Who wants to die for Nigeria? Definitely
not the man or woman from the hamlet of Ogoni whose river has been
polluted, whose land has been seized, and whose oil is stolen daily and
its proceeds locked up in the hands of strangers. Not that man from the
rustic region of Bayelsa State or the woman from the slumbering village
of Yenagoa, or the young man from the defiled and pillaged townships of
the Niger Delta. Not the guy who graduated with a first class from the
university, but has to work as a measly chauffeur to some unlearned
billionaire opportunists who are hooked up to some big goons in
government. Not the young man whose friends and loved ones got trampled
to death at the Abuja stadium in search of paltry jobs they had hoped
would give them life; not those hopeless unemployed who believe that
their leaders have driven the country to an ignominious, ominous, and
perilous precipice. Not those citizens who know that it is the Nigerian
genome for our culprit leaders and their privies not to take
responsibility for their irresponsibility. There is no voluntary
foot-soldier who wants his life eviscerated for Nigeria because everyone
is already dying of an illness called NIGERIA. Many are dying of
Nigeria that has almost become a killer-disease.

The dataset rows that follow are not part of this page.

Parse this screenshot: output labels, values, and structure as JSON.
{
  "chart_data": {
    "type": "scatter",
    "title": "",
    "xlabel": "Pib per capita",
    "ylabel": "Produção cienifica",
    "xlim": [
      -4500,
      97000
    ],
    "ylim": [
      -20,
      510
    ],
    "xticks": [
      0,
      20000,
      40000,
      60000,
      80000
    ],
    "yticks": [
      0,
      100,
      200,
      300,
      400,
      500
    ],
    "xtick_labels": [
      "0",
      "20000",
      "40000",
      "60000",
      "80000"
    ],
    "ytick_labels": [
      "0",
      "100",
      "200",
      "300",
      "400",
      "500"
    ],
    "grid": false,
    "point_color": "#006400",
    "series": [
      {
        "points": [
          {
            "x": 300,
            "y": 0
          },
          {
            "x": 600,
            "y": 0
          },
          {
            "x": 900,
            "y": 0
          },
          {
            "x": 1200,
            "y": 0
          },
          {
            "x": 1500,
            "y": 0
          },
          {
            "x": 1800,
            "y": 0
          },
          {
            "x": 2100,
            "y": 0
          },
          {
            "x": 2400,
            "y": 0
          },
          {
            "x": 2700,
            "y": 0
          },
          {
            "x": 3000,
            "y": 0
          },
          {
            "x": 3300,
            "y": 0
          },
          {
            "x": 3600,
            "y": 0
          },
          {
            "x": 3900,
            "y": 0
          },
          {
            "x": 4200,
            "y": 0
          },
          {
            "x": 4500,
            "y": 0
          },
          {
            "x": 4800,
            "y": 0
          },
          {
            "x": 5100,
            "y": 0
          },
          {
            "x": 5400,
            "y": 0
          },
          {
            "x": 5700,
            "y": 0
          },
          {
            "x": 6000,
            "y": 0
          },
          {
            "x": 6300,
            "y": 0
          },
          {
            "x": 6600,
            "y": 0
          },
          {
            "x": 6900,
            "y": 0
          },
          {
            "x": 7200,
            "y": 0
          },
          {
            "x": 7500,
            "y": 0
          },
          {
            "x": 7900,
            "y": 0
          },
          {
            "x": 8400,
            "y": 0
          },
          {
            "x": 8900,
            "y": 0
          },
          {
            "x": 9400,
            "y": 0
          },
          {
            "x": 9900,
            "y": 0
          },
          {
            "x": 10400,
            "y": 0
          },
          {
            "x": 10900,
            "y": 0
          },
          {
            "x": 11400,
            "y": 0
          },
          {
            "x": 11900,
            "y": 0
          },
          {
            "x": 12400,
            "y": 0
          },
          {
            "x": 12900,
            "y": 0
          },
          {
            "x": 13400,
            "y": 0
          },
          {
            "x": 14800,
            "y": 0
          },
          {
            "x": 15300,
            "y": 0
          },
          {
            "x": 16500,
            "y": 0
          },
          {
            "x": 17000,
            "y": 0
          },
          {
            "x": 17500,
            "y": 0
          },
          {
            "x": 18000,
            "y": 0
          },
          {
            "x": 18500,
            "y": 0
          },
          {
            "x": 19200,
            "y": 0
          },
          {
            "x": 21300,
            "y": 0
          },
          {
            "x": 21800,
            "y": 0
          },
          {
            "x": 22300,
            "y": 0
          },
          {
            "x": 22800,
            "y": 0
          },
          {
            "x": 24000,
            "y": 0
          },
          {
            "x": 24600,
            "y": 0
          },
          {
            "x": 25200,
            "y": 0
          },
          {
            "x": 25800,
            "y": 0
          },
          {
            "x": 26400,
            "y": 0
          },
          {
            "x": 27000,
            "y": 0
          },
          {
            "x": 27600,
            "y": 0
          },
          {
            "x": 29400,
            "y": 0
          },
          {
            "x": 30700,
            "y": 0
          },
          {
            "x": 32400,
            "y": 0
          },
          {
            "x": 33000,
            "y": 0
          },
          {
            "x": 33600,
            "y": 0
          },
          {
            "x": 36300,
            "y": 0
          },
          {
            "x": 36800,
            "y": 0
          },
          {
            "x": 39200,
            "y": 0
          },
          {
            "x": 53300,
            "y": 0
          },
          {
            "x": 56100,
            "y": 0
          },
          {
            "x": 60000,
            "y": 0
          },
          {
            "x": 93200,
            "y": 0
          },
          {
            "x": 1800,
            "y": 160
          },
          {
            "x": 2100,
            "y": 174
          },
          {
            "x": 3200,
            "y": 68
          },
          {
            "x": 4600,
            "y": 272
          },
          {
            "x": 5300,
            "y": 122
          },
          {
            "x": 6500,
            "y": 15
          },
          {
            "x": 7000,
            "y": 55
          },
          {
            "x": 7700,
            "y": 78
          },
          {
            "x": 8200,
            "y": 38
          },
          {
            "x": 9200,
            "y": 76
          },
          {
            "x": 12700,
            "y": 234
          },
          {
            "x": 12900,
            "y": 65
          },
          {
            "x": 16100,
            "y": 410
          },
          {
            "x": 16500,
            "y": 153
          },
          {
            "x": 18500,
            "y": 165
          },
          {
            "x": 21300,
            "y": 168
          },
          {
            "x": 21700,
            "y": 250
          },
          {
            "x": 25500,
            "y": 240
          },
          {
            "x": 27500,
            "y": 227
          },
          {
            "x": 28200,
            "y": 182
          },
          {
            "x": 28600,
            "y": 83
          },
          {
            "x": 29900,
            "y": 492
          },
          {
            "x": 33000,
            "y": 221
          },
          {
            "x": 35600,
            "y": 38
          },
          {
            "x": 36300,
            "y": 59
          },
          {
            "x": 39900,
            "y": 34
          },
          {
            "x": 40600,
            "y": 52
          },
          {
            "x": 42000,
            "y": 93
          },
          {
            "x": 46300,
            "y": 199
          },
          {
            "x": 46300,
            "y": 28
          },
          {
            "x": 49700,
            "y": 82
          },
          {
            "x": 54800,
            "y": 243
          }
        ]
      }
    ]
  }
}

Poor villagers and
city-dwellers are dying daily of avoidable deaths. It’s like death lives
in Nigeria and pounding on the nation with frequent, tumultuous
guerilla visitations. Nigeria is seen by Nigerians as an affliction, a
sickening bad-breath that will make you disgorge, a belch from the
gastro-intestine of hell, and a country furbellowed with deliberate
disapprobation and depravity. Many around the world believe we are like
the axis of tragedy, horror and infamy, an amalgamate of mess,
degeneracy and turpitude. Who wants to die for Nigeria? Not the loved
ones of those innocent girls yanked off their bunk-beds at midnight and
taken into a forest while our leaders opt for shameless fiestas. The
reactions from some of our leaders to the reprehensible abduction of our
girls are not believed to be from the heart but an after-thought verbal
emission of garbage meant only to deceitfully pacify an angry and
befuddled citizenry. We now see crooked crocodile tears that dry off as
soon as they are shed, and hypocritical promises of help that touched
down too late in a Hollywood/Nolywood melodramatic show of shamelessness.
Our leaders’ minds are depraved. People
die for countries that exist for them, not for a few segregated sacred
cows that God will eventually take to the abattoir of an inevitable
judgment. A close friend of mine had asked this same question on his Facebook
page recently and a woman retorted that Nigerians have already
“over-died’ with the prevalent general inhuman and harsh economic
climate. Nigerians are done dying because there is nothing else living
in them.People don’t know where to hide from the menace. A report by the
Human Rights Watch says, “Oil revenues have been misused, undermining
democracy” up to $20bn missing within 19 months, and anyone expects some
Nigerians to volunteer to die while others loot and live? These oil
revenues are supposed to provide all of us amenities that will give the
people a good life.
It is an understatement that both the
glad and the sad in Nigeria may not be prepared to lay down their lives
for the nation which is now on life-support. Dying for a country
actually means sacrificing for the same. Millions of us love Nigeria but
abhor our leaders’ behaviours. We are a nation of immeasurable and
mind-boggling potential; we can realise this potential. Paraphrasing a
popular Bible passage, whatever we need to work, we must work now while
it is yet day, for the night is coming when no man can work.